At the harbour she reached up to the nail on the forked tree to make sure that she would be able to hang the lantern on it. She could not quite reach it, but that would be all right because she would be holding the lantern by the bottom part of it, and the ring that had to be hooked on the nail was at the top. The nail on the stump with the white cross on it was quite low. There would be no sort of difficulty about that.

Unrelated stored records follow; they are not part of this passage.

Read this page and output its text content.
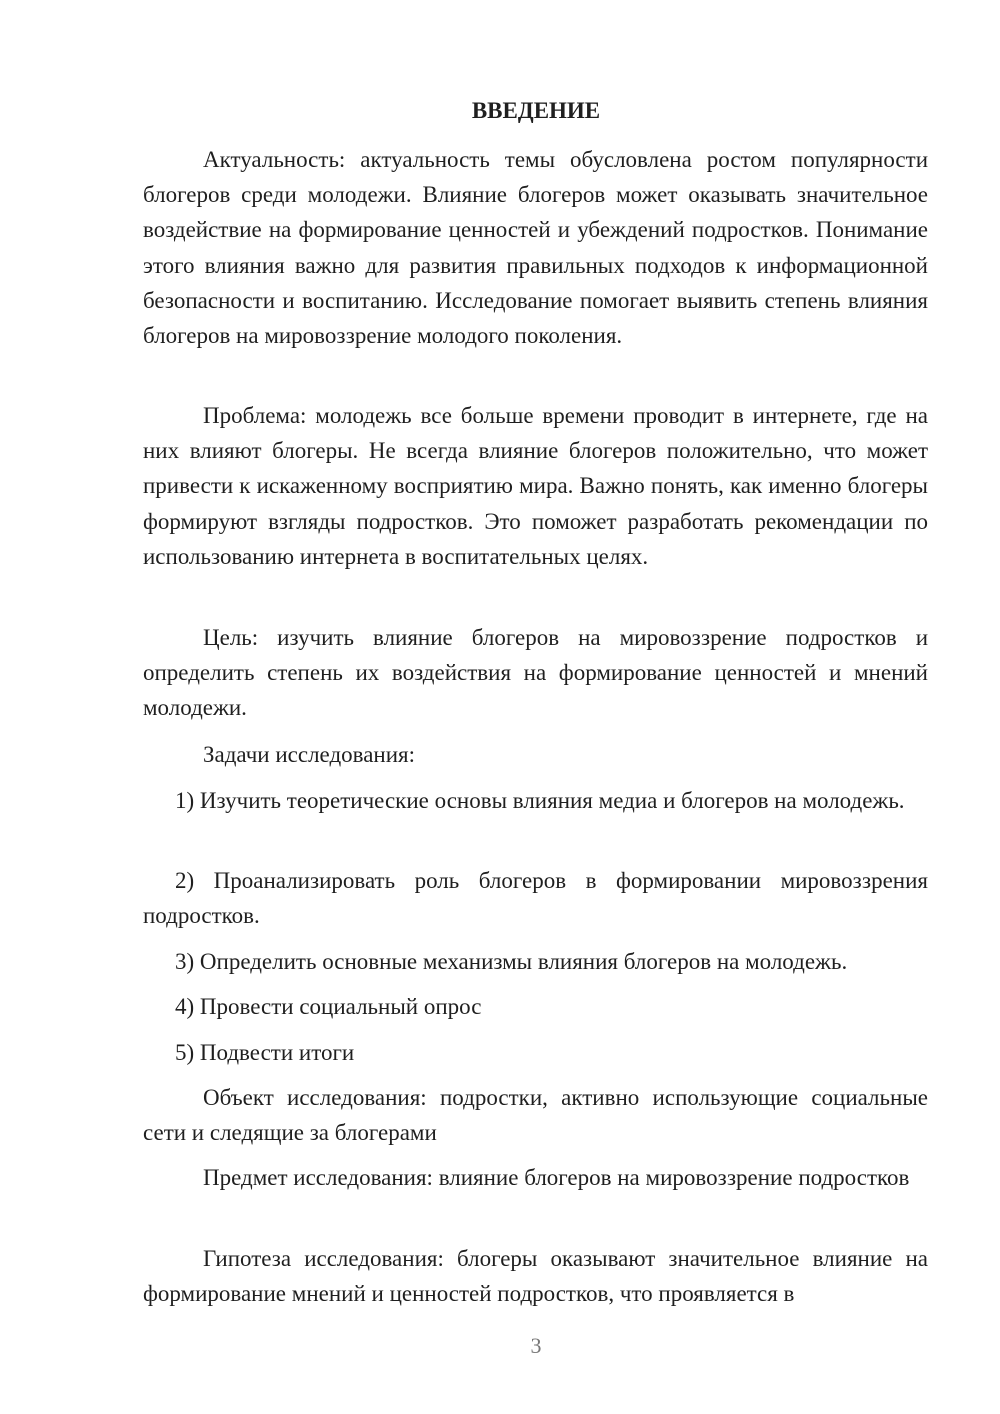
ВВЕДЕНИЕ

Актуальность: актуальность темы обусловлена ростом популярности блогеров среди молодежи. Влияние блогеров может оказывать значительное воздействие на формирование ценностей и убеждений подростков. Понимание этого влияния важно для развития правильных подходов к информационной безопасности и воспитанию. Исследование помогает выявить степень влияния блогеров на мировоззрение молодого поколения.

Проблема: молодежь все больше времени проводит в интернете, где на них влияют блогеры. Не всегда влияние блогеров положительно, что может привести к искаженному восприятию мира. Важно понять, как именно блогеры формируют взгляды подростков. Это поможет разработать рекомендации по использованию интернета в воспитательных целях.

Цель: изучить влияние блогеров на мировоззрение подростков и определить степень их воздействия на формирование ценностей и мнений молодежи.

Задачи исследования:

1) Изучить теоретические основы влияния медиа и блогеров на молодежь.

2) Проанализировать роль блогеров в формировании мировоззрения подростков.

3) Определить основные механизмы влияния блогеров на молодежь.

4) Провести социальный опрос

5) Подвести итоги

Объект исследования: подростки, активно использующие социальные сети и следящие за блогерами

Предмет исследования: влияние блогеров на мировоззрение подростков

Гипотеза исследования: блогеры оказывают значительное влияние на формирование мнений и ценностей подростков, что проявляется в

3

She began to think that it was going to be a very long time till dark would come, and still longer till the Swallow and her crew would come sailing back. But it would be worth it if only they brought the Amazon with them as a prize. That would show the pirates. And then tomorrow the Swallows would sail up to the Amazon River to tell the pirates that they had lost the war, and to bring Nancy and Peggy back to Wild Cat Island as humble and respectful prisoners. For a moment Titty wished that she was with the others in the Swallow . Now they must be searching the islands by Rio, keeping a good lookout, waiting for dusk before going on to the mouth of the river. She wondered what the river was like. All the same you cannot have everything, and if she had not chosen to stay at home, and light the lighthouse lantern and the leading lights, she would never have had a chance of having a whole island to herself.

She took her shoes off, and paddled across to the big rock on one side of the harbour. She climbed to the top of it, and lay there, looking down to the foot of the lake and watching the steamer swing in towards the distant pier. And just then she saw the dipper. A round, stumpy little bird, with a short tail like a wren’s, a brown back and a broad white waistcoat, was standing on a stone that showed above the water not a dozen feet away. It bobbed, as if it were making a bow, or a quick, careless kind of curtsey.